Pfizer (NYSE:PFE) shares sank on Friday, after the drug manufacturer said it would stop developing the twice-daily version of its experimental weight loss pill after obese patients taking the drug lost significant weight but had trouble tolerating the drug in a mid-stage clinical study.
The drugmaker observed high rates of adverse side effects, which were mostly mild and gastrointestinal, among patients. A significant share of patients also stopped taking the drug.
“At this time, twice-daily danuglipron formulation will not advance into Phase 3 studies,” the company said.

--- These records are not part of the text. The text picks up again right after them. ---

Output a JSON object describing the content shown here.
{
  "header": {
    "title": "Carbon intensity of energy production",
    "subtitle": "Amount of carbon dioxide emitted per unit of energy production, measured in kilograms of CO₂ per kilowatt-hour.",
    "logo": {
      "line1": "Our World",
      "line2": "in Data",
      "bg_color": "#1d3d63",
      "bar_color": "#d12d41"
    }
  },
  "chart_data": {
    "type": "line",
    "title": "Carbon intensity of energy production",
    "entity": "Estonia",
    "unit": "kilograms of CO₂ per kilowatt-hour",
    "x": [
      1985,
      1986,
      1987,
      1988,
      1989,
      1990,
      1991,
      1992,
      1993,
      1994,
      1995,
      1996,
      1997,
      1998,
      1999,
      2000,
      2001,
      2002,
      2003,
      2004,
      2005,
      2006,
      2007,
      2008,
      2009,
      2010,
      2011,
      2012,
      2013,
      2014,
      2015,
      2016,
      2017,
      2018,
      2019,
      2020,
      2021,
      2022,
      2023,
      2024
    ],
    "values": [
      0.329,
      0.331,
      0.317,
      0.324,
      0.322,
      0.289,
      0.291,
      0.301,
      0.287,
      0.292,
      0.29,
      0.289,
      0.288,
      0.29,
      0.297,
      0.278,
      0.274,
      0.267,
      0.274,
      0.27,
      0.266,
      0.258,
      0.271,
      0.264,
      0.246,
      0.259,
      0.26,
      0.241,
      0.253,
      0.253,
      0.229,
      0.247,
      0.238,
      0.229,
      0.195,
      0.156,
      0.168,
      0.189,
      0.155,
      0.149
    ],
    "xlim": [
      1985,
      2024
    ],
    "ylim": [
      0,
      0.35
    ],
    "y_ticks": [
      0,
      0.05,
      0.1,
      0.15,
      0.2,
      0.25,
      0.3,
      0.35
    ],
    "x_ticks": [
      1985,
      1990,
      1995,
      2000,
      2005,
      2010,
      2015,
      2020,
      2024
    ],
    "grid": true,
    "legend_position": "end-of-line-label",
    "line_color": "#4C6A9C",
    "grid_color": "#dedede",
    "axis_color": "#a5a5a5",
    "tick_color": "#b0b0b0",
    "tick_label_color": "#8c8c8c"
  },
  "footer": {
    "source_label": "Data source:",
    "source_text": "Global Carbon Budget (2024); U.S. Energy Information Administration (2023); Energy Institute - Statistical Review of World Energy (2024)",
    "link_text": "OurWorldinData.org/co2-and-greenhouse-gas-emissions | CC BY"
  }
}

But Pfizer said it still plans to release phase two trial data on a once-a-day version of the drug in the first half of 2024, which will “inform a path forward.” The pharmaceutical giant will wait to see that data before deciding whether to start a phase three study on the once-daily pill, which Wall Street views as the more competitive form of the treatment.
Shares of Pfizer toppled $1.63, or 5.4%, in early Friday trading, to $28.84, after it announced the trial results.
Still, the data on the twice-daily drug is a blow to Pfizer’s hopes to win a $10-billion slice of the booming weight loss drug market, which CEO Albert Bourla has said could grow to $90 billion. The company is betting on a successful weight loss pill to help it rebound from plummeting demand for its COVID products and a roughly 40% share price drop this year.